I have long dreamed of having a test garden. I’ve always enjoyed experimenting with various types of plants. Some turn out well and others don’t last the season, but I enjoy it all.
Since I write about how to grow plants for my blog posts, I wanted a dedicated place where I can test growing and sunlight conditions for my plants.
I knew that I had the perfect spot in my back yard, since it gets a variety of sunlight throughout the day.
My wishing has finally come true! Welcome to The Gardening Cook’s test garden.
The test garden
I’ve loved to garden ever since I was a young girl.
My first apartment was just full of house plants, and when I moved to Australia with my husband in the 1970s, I had a business devoted to the sale of indoor plants.
Life got in the way for a while when we returned to the USA and I had little time for gardening until a few years ago when my daughter left for college. But the passion is back with a vengeance.

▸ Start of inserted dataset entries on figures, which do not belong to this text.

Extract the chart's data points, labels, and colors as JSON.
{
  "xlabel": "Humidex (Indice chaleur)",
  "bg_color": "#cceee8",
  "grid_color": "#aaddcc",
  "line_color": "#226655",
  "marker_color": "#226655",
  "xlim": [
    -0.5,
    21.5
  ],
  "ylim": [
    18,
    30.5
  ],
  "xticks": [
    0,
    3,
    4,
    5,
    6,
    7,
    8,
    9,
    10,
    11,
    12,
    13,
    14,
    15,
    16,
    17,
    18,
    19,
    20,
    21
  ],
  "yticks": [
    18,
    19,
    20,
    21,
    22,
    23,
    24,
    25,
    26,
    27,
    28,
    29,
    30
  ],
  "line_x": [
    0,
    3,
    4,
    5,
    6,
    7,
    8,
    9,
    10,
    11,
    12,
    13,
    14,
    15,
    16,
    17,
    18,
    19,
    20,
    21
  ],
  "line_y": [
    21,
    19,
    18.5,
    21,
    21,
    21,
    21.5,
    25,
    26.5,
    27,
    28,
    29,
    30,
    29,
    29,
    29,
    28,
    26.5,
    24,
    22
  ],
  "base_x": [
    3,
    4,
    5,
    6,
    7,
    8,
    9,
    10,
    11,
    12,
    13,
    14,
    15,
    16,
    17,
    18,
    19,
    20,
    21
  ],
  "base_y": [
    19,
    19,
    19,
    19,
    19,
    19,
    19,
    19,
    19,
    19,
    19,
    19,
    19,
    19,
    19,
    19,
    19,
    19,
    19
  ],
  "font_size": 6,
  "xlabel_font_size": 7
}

Last year I hand tilled two large front garden beds. They are planted with perennials, roses and bulbs now and are just gorgeous.
I also have a huge vegetable garden in my back yard, but (as any good gardener knows) there is always more lawn to dig up and replace with flower beds!
My project for this summer is what I am calling my “Test Garden.” This garden is devoted to perennials, shrubs, bulbs and some shade plants about which I will be writing for this website.
I chose a particular area of my back yard along the side fence line because it has a combination of full sun areas, partly shaded areas, and mainly shaded areas.
The inspiration for this Test garden came to me in two ways. One was a wonderful shade garden pictured in Garden Gate Magazine, that I could just SEE in this spot.
The other is my love of this website and desire to share my gardening information with the readers of it.
The is the shade Garden photo from the magazine. We have a shed and a large magnolia tree. My idea is to have the pathway wind around the magnolia and lead to the shed behind it.
The test garden is a work in progress. I doubt it will be finished this year, because it will soon be too hot for digging outside. I have a good start on it though.
Part of it got completed last year (about 6 feet wide and 60 feet long. Another swath of 10 feet or so got tilled last weekend, and I’m working on getting the sod and weeds out of it.
I have a LONG way to go to get to this point, and it will not be quite like this, since a lot of my area is sunny.
I’ll be able to plant hostas under the Magnolia tree and some of the other shade plants in the shadiest areas of the finished garden.
This is what is finished so far: It is one long expanse with a single bird bath in the middle.
May 18, 2013. Finished the hand tilling of the whole area and amended the soil with compost. Ready to plant.
My first plantings for the bed are a baptisia plant and a large clump of irises. Both of these were planted too close to my knock out roses in my front bed, so I dug them up and moved them to the back.
The irises have flowered already but will be fine next spring. The baptisia does not like moving, so it may suffer this year but it will be find next spring too.
(It has very deep roots and just hates being moved.)
Many, many articles will come about plants that I plan to grow in this test garden. It will keep me busy for months and months!
Update: July 3, 2013. See more photos of the newest plantings here before my daughter’s graduation party.
Update: Mid July, 2013: Photos showing latest growth of plants.
Update: August 1, 2013 – How I hid the chain link fence behind my test garden.
Update: August, 2016 – as is the case with many of my projects, things change along the way. The garden gets a reasonable amount of shade but not enough to work as a shade garden.
This is a photo of it in July 2016 with lots of flowering plants.
After this photo was taken, I changed my seating area and pathway, so it looks different again. It is amazing what a few years will do for plant growth!